Elijah Farrow got Northwood off to a brisk start against Eastern Alamance at 160 pounds. He turned Evan Harbold for a 3-point near fall and 7-1 lead with a second period underhook/overhook, finishing up with a half nelson fall.
Davis needed just 1:03 in the first period to slap on a half nelson, post the far arm and slip in a leg for a pin. With Kuball and Cash Hoffman gathering forfeits at 182 and 195, respectively, Northwood built its lead to 24-0.
Dunning, wrestling up at 285 pounds and giving up 26 pounds to Jeff Giovani, was leading 7-0 in the second period when he flipped the larger Eastern Alamance opponent and wrapped up a half nelson for the fall and a 30-4 team lead.
The Chargers’ Sunday Oo was awarded a forfeit for a 36-10 lead at 113 pounds, then Isaac Gilligan wasted little time dispatching Kaitlyn Watson, transitioning from a reverse half to a near side cradle for the first period fall and a 42-10 Northwood lead.
At 145 pounds Northwood’s Ron Walker put on a crowd-pleasing show in dropping Chasen Phillips with a 16-4 major decision. Walker picked up a pair of first period takedowns off of a shrug and a balance check. He earned a third takedown when he defied conventional wrestling protocol when Phillips misfired on a takedown attempt. Walker leapt forward and twisted backward in mid-air to pop up on top of his opponent. He ended with three near falls in the final frame to clinch the major decision.

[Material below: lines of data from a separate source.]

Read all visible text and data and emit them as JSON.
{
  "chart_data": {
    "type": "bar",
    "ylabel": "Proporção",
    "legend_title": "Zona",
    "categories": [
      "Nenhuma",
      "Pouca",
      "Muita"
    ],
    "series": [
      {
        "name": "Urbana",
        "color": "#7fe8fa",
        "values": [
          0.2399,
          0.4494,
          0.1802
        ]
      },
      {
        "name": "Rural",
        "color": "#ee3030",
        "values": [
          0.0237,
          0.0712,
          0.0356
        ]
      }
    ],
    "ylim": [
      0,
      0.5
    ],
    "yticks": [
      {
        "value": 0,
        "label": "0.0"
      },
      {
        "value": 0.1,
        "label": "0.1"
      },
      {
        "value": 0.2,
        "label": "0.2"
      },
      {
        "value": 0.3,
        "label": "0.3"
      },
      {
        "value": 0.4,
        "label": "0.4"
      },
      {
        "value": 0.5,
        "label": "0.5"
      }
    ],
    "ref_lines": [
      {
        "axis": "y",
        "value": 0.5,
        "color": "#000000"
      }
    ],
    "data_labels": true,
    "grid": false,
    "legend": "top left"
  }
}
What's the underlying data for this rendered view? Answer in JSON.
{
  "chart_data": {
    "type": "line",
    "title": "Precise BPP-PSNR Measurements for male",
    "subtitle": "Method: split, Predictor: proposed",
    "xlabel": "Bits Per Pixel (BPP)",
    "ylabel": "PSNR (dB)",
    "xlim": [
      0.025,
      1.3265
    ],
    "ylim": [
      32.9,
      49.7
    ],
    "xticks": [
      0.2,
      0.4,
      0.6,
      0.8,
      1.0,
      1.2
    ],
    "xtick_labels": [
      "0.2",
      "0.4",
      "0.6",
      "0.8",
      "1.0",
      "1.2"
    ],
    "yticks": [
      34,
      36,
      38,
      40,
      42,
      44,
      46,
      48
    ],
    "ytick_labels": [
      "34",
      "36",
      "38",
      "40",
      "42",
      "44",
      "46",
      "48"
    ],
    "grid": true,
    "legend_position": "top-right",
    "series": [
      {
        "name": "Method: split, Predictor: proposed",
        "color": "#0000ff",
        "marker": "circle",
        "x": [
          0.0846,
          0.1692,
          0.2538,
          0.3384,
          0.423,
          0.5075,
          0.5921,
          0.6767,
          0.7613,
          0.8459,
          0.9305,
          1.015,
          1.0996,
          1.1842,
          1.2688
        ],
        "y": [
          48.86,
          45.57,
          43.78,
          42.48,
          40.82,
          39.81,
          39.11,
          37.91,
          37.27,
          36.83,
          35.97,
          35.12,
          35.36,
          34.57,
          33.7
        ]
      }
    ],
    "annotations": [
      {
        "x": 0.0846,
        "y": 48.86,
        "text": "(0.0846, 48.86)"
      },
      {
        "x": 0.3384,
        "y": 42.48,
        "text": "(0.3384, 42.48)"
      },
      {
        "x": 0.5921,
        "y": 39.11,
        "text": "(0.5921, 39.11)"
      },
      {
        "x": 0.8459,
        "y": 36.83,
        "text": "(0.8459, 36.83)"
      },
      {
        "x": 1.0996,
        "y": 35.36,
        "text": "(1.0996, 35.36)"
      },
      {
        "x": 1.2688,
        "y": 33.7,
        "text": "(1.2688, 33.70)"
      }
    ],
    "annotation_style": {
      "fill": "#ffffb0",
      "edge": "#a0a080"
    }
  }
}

“Ron’s a unicorn. Every team has one of those. Probably not quite as eccentric as Ron. Ron is a good wrestler, but he’s a classic entertainer,” Coach Kuball said. “He’s got 35 different moves, and not one of them is one that we teach. Only a few people in the county could throw themselves over the top of another wrestler in some sort of an acrobatic cartwheel and come out on top.”
Owusu-Tyo finished the night for Northwood at 152 pounds with a bar/chancery takedown and 30-second fall against Aiden Clark.